Once you have prepared your folder, upload it to your user directory on our server. Please do not
upload directly to the registration folder but stage it instead in your user directory.
Once your folder is prepared and uploaded to upload.qbic.uni-tuebingen.de
, move it to
the registration
folder.
Tip
You can easily drag and drop the folder via your mouse from your local filesystem to our server within filezilla
Our system will then transfer the folder and proceed with data registration.
Success
Congratulations you have uploaded your data!
Finally, you can view summarized information for your uploaded data within the raw data view of the Data Manager.
Should your files not appear check the error directory as outlined in the failed upload section
Upload your dataset via command line
The OpenSSH SFTP program is supported natively by most operating systems. In this section we will go through the process of connecting to our server using the OpenSSH SFTP program.
Note
This section requires commandline knowledge within your operating system. We recommend to get in contact with your local IT department should you need assistance or upload your data via a dedicated sftp client
Install OpenSSH SFTP
Linux/Mac
Linux and Mac systems do typically have the OpenSSH package containing SFTP pre-installed. Should this not be the case, try to install the openSSH package with the package manager employed by your system.
Windows
Newer Windows Versions (Windows10 version 1803 and newer and Windows 11) do typically have the OpenSSH package containing SFTP preinstalled. Should this not be the case, check your system settings to see if the OpenSSH server feature is installed within the windows optional features.
Connect and upload your dataset
Tip
Check the OpenSSH sftp manpage for information on how to use the sftp program.
Start by opening the command line within your operating system of choice.
Next navigate to the local working directory containing the dataset you wish to upload.

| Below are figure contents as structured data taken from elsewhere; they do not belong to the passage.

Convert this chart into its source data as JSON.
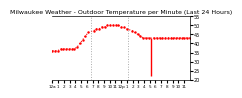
{
  "title": "Milwaukee Weather - Outdoor Temperature per Minute (Last 24 Hours)",
  "title_fontsize": 4.5,
  "background_color": "#ffffff",
  "plot_bg_color": "#ffffff",
  "line_color": "#ff0000",
  "vline_color": "#aaaaaa",
  "line_style": "dotted",
  "line_width": 0.8,
  "marker": ".",
  "marker_size": 1.5,
  "ylim": [
    20,
    55
  ],
  "yticks": [
    20,
    25,
    30,
    35,
    40,
    45,
    50,
    55
  ],
  "ytick_fontsize": 3.5,
  "xtick_fontsize": 3.0,
  "vlines": [
    0.28,
    0.55
  ],
  "x_data": [
    0.0,
    0.02,
    0.04,
    0.06,
    0.08,
    0.1,
    0.12,
    0.14,
    0.16,
    0.18,
    0.2,
    0.22,
    0.24,
    0.26,
    0.3,
    0.32,
    0.34,
    0.36,
    0.38,
    0.4,
    0.42,
    0.44,
    0.46,
    0.48,
    0.5,
    0.52,
    0.54,
    0.58,
    0.6,
    0.62,
    0.64,
    0.66,
    0.68,
    0.7,
    0.74,
    0.76,
    0.78,
    0.8,
    0.82,
    0.84,
    0.86,
    0.88,
    0.9,
    0.92,
    0.94,
    0.96,
    0.98,
    1.0
  ],
  "y_data": [
    36,
    36,
    36,
    37,
    37,
    37,
    37,
    37,
    37,
    38,
    40,
    42,
    44,
    46,
    47,
    48,
    48,
    49,
    49,
    50,
    50,
    50,
    50,
    50,
    49,
    49,
    48,
    47,
    46,
    45,
    44,
    43,
    43,
    43,
    43,
    43,
    43,
    43,
    43,
    43,
    43,
    43,
    43,
    43,
    43,
    43,
    43,
    43
  ],
  "spike_x": 0.72,
  "spike_y_top": 43,
  "spike_y_bot": 22,
  "xtick_labels": [
    "12a",
    "1",
    "2",
    "3",
    "4",
    "5",
    "6",
    "7",
    "8",
    "9",
    "10",
    "11",
    "12p",
    "1",
    "2",
    "3",
    "4",
    "5",
    "6",
    "7",
    "8",
    "9",
    "10",
    "11"
  ],
  "xtick_positions": [
    0.0,
    0.042,
    0.083,
    0.125,
    0.167,
    0.208,
    0.25,
    0.292,
    0.333,
    0.375,
    0.417,
    0.458,
    0.5,
    0.542,
    0.583,
    0.625,
    0.667,
    0.708,
    0.75,
    0.792,
    0.833,
    0.875,
    0.917,
    0.958
  ]
}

From within this directory connect to our upload server with the sftp command, replacing
sftp -i <your private key file> <username>@upload.qbic.uni-tuebingen.de
sftp <username>@upload.qbic.uni-tuebingen.de
If everything goes well, you'll be connected to your remote home directory within our upload server. You can check out the directory structure of this directory with the following ls command:
ls -ll
From there navigate to the Upload folder on the remote working directory via the cd command:
cd upload
and upload your prepared dataset from your local file system with the put command, replacing the <your-dataset>
with the directory name of your dataset:
put -r <your-dataset>
Info
Keep in mind that the put commands uploads the files and folders within the working directory of your local filesystem. You can check the content of your local working directory cia the lls command
lls
After your dataset has been successfully uploaded, you can move it to the registration folder via the rename command,
replacing the <your-dataset>
with the folder name of your dataset:
rename <your-dataset> ../registration/<your-dataset>
Our system will then transfer the folder and proceed with data registration.
Success
Congratulations you have uploaded your data!
Finally, you can view summarized information for your uploaded dataset within the raw data view of the Data Manager.
Should your files not appear check the error directory as outlined in the failed upload section
Handle failed uploads
Uploading data to a measurement can fail in certain cases. When an upload fails, a folder is created
in /home/<your-user>/error
.
Info
A failed upload will be contained within a directory named after a universally unique identifier to ensure data integrity during the registration process within our system.
In this new folder, you can find an
error.txt
file describing the error, and the data you tried to upload.
You can then try to fix the error. To retry the upload of the fixed folder, move it to the registration folder again.